Climate neutrality is becoming a core long-term competitiveness asset within the aviation industry, as demonstrated by the several innovations and targets set within that sector, prior to and especially after the COVID-19 crisis. Ambitious timelines are set, involving important investment decisions to be taken in a 5-years horizon time. Here, we provide an in-depth review of alternative technologies for sustainable aviation revealed to date, which we classified into four main categories, namely i) biofuels, ii) electrofuels, iii) electric (battery-based), and iv) hydrogen aviation. Nine biofuel and nine electrofuel pathways were reviewed, for which we supply the detailed process flow picturing all input, output, and co-products generated. The market uptake and use of these co-products was also investigated, along with the overall international regulations and targets for future aviation. As most of the inventoried pathways require hydrogen, we further reviewed six existing and emerging carbon-free hydrogen production technologies. Our review also details the five key battery technologies available (lithium-ion, advanced lithium-ion, solid-state battery, lithium-sulfur, lithium-air) for aviation. A semi-quantitative ranking covering environmental-, economic-, and technological performance indicators has been established to guide the selection of promising routes. The possible configuration schemes for electric propulsion systems are documented and classified as: i) battery-based, ii) fuel cell-based and iii) turboelectric configurations. Our review studied these four categories of sustainable aviation systems as modular technologies, yet these still have to be used in a hybridized fashion with conventional fossil-based kerosene. This is among others due to an aromatics content below the standardized requirements for biofuels and electrofuels, to a too low energy storage capacity in the case of batteries, or a sub-optimal gas turbine engine in the case of cryogenic hydrogen. Yet, we found that the latter was the only available option, based on the current and emerging technologies reviewed, for long-range aviation completely decoupled of fossil-based hydrocarbon fuels. The various challenges and opportunities associated with all these technologies are summarized in this study.

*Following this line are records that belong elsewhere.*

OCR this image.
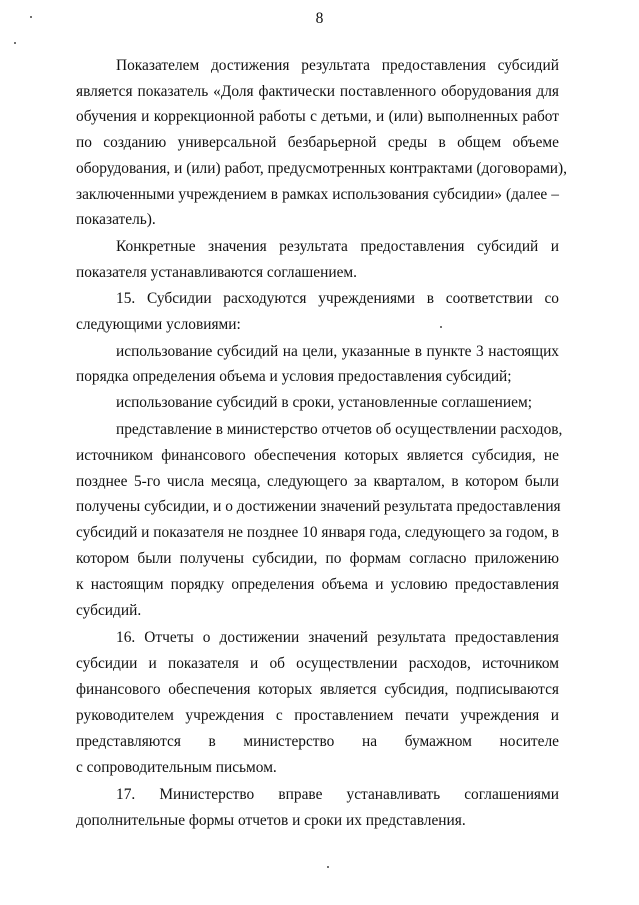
8
Показателем достижения результата предоставления субсидий
является показатель «Доля фактически поставленного оборудования для
обучения и коррекционной работы с детьми, и (или) выполненных работ
по созданию универсальной безбарьерной среды в общем объеме
оборудования, и (или) работ, предусмотренных контрактами (договорами),
заключенными учреждением в рамках использования субсидии» (далее –
показатель).
Конкретные значения результата предоставления субсидий и
показателя устанавливаются соглашением.
15. Субсидии расходуются учреждениями в соответствии со
следующими условиями:
использование субсидий на цели, указанные в пункте 3 настоящих
порядка определения объема и условия предоставления субсидий;
использование субсидий в сроки, установленные соглашением;
представление в министерство отчетов об осуществлении расходов,
источником финансового обеспечения которых является субсидия, не
позднее 5-го числа месяца, следующего за кварталом, в котором были
получены субсидии, и о достижении значений результата предоставления
субсидий и показателя не позднее 10 января года, следующего за годом, в
котором были получены субсидии, по формам согласно приложению
к настоящим порядку определения объема и условию предоставления
субсидий.
16. Отчеты о достижении значений результата предоставления
субсидии и показателя и об осуществлении расходов, источником
финансового обеспечения которых является субсидия, подписываются
руководителем учреждения с проставлением печати учреждения и
представляются в министерство на бумажном носителе
с сопроводительным письмом.
17. Министерство вправе устанавливать соглашениями
дополнительные формы отчетов и сроки их представления.
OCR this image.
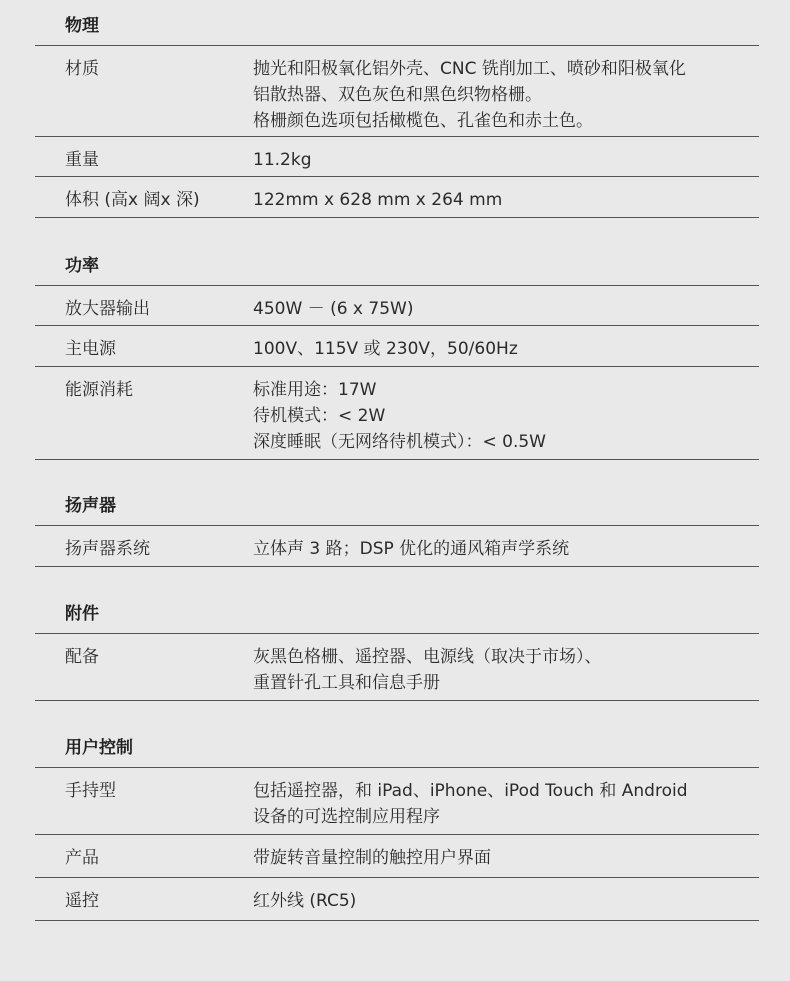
物理
材质	抛光和阳极氧化铝外壳、CNC 铣削加工、喷砂和阳极氧化
铝散热器、双色灰色和黑色织物格栅。
格栅颜色选项包括橄榄色、孔雀色和赤土色。
重量	11.2kg
体积 (高x 阔x 深)	122mm x 628 mm x 264 mm
功率
放大器输出	450W － (6 x 75W)
主电源	100V、115V 或 230V，50/60Hz
能源消耗	标准用途：17W
待机模式：< 2W
深度睡眠（无网络待机模式）：< 0.5W
扬声器
扬声器系统	立体声 3 路；DSP 优化的通风箱声学系统
附件
配备	灰黑色格栅、遥控器、电源线（取决于市场）、
重置针孔工具和信息手册
用户控制
手持型	包括遥控器，和 iPad、iPhone、iPod Touch 和 Android
设备的可选控制应用程序
产品	带旋转音量控制的触控用户界面
遥控	红外线 (RC5)
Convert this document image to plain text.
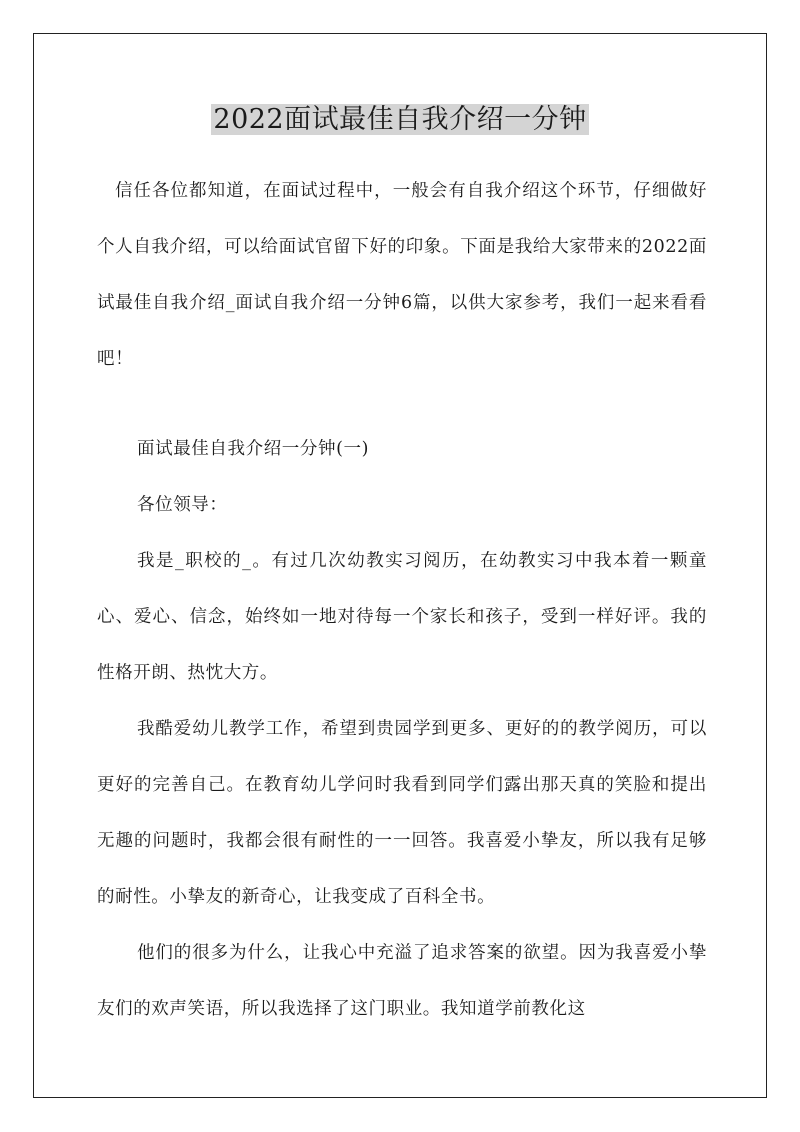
2022面试最佳自我介绍一分钟

信任各位都知道，在面试过程中，一般会有自我介绍这个环节，仔细做好个人自我介绍，可以给面试官留下好的印象。下面是我给大家带来的2022面试最佳自我介绍_面试自我介绍一分钟6篇，以供大家参考，我们一起来看看吧！

面试最佳自我介绍一分钟(一)

各位领导：

我是_职校的_。有过几次幼教实习阅历，在幼教实习中我本着一颗童心、爱心、信念，始终如一地对待每一个家长和孩子，受到一样好评。我的性格开朗、热忱大方。

我酷爱幼儿教学工作，希望到贵园学到更多、更好的的教学阅历，可以更好的完善自己。在教育幼儿学问时我看到同学们露出那天真的笑脸和提出无趣的问题时，我都会很有耐性的一一回答。我喜爱小挚友，所以我有足够的耐性。小挚友的新奇心，让我变成了百科全书。

他们的很多为什么，让我心中充溢了追求答案的欲望。因为我喜爱小挚友们的欢声笑语，所以我选择了这门职业。我知道学前教化这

在 COVID-19 危机之前，尤其是之后，气候中和正在成为航空业的一项核心长期竞争力资产，该行业内设定的多项创新和目标证明了这一点。设定了雄心勃勃的时间表，涉及将在 5 年时间范围内做出的重要投资决策。在这里，我们对迄今为止揭示的可持续航空替代技术进行了深入审查，我们将其分为四大类，即 i) 生物燃料，ii) 电燃料，iii) 电动（基于电池）和 iv) 氢航空. 审查了九种生物燃料和九种电燃料途径，我们为此提供了详细的工艺流程，描绘了所有输入、输出和产生的副产品。还调查了这些副产品的市场吸收和使用情况，以及未来航空的总体国际法规和目标。由于大多数库存途径都需要氢气，我们进一步审查了六种现有和新兴的无碳制氢技术。我们的评论还详细介绍了航空可用的五种关键电池技术（锂离子电池、高级锂离子电池、固态电池、锂硫电池、锂空气电池）。已经建立了一个涵盖环境、经济和技术绩效指标的半定量排名，以指导选择有前途的路线。电力推进系统的可能配置方案已记录并分类为：i）基于电池，ii）基于燃料电池和 iii）涡轮电动配置。我们的审查将这四类可持续航空系统作为模块化技术进行了研究，然而，这些仍然必须与传统的化石基煤油混合使用。这是由于芳烃含量低于生物燃料和电燃料的标准要求，电池的储能能力太低，或者低温氢的次优燃气涡轮发动机。然而，我们发现，根据审查的当前和新兴技术，对于完全脱离化石碳氢燃料的远程航空，后者是唯一可用的选择。本研究总结了与所有这些技术相关的各种挑战和机遇。在电池的情况下，能量存储容量太低，或者在低温氢的情况下，燃气涡轮发动机不够理想。然而，我们发现，根据审查的当前和新兴技术，对于完全脱离化石碳氢燃料的远程航空，后者是唯一可用的选择。本研究总结了与所有这些技术相关的各种挑战和机遇。在电池的情况下，能量存储容量太低，或者在低温氢的情况下，燃气涡轮发动机不够理想。然而，我们发现，根据审查的当前和新兴技术，对于完全脱离化石碳氢燃料的远程航空，后者是唯一可用的选择。本研究总结了与所有这些技术相关的各种挑战和机遇。